(376h) Artificial Intelligence (AI) Assisted Thermodynamics Learning | AIChE

(376h) Artificial Intelligence (AI) Assisted Thermodynamics Learning

Authors 

DiBiasio, D., Worcester Polytechnic Institute
Timko, M., Worcester Polytechnic Institute
In this moment of proliferation of artificial intelligence (AI), major questions exist as to how to best approach these advancing technologies from a pedagogical standpoint. Ignoring them entirely has the potential to leave students at a disadvantage for their future work and careers, however, unrestricted use has the potential for issues of academic integrity. This study takes the approach that there can be a middle ground in which the student drives the AI in order to allow them to think more about the overall problem at hand, rather than the granularities of writing complex code. This is particularly evident in the area of thermodynamics.

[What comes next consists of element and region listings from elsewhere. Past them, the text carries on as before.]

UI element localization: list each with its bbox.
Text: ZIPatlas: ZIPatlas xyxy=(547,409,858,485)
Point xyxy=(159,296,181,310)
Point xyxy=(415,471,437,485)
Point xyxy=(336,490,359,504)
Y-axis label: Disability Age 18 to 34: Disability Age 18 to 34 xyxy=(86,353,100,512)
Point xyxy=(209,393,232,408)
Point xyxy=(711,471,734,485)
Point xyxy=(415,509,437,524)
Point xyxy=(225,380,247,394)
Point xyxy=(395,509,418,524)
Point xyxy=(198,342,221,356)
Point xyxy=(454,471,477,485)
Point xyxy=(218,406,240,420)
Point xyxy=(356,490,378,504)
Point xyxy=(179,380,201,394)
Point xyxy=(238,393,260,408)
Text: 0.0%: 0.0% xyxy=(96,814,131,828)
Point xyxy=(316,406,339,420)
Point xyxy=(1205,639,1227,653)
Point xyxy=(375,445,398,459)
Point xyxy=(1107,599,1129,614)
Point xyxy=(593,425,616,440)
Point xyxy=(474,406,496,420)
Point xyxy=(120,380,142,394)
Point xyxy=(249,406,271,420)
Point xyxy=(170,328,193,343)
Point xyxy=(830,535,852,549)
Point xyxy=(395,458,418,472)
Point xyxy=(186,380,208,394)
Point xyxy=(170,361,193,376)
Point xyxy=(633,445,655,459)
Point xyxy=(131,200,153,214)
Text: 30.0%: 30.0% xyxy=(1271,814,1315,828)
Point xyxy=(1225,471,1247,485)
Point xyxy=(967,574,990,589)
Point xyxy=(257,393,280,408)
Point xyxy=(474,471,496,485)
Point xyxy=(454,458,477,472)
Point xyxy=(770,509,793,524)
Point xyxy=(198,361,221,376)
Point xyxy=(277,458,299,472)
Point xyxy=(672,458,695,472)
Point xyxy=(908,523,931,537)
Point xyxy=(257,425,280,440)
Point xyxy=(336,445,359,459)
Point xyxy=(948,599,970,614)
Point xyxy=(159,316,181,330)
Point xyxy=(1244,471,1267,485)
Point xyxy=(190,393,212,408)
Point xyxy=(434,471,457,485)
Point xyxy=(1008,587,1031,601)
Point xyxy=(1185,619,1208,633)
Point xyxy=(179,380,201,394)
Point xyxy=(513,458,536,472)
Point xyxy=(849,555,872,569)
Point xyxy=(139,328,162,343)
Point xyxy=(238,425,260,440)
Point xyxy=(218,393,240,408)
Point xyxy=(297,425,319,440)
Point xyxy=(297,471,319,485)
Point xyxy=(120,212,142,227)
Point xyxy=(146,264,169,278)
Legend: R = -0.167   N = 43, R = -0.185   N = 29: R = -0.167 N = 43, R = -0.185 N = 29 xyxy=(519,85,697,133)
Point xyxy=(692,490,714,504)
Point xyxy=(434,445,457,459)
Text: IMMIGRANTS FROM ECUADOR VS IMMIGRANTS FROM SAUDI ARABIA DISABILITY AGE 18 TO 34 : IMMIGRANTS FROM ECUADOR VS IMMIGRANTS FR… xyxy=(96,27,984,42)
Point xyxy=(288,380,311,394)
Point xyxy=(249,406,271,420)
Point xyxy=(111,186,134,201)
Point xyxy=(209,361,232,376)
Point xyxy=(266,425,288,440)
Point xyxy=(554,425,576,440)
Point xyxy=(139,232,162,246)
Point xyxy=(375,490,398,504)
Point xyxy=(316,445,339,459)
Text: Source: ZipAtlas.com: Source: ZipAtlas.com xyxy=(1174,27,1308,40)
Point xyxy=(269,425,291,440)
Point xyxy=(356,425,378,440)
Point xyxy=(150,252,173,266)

Within thermodynamics, a limiting factor in solving certain complex problems is the student’s ability to carry out tedious mathematical calculations in addition to their engineering analysis. This study utilizes ChatGPT to assist students in writing MATLAB code without needing an independent and extensive command of MATLAB coding language. ChatGPT working in collaboration with the students can produce the general structure of the required code for the student to then customize based on their engineering analysis and specific thermodynamics question. This allows us to imagine a future where the focus is on problem set up, rationale, critical thinking, and engineering analysis, without being limited by tedious calculations. This teaching methodology was rolled out in a graduate level thermodynamics course utilizing ChatGPT to write MATLAB code for systems of ordinary differential equations, molar volume and fugacity calculations of pure gases and binary gas mixtures, vapor liquid equilibrium calculations, etc. Students were surveyed both before and after taking thermodynamics with AI to assist in coding.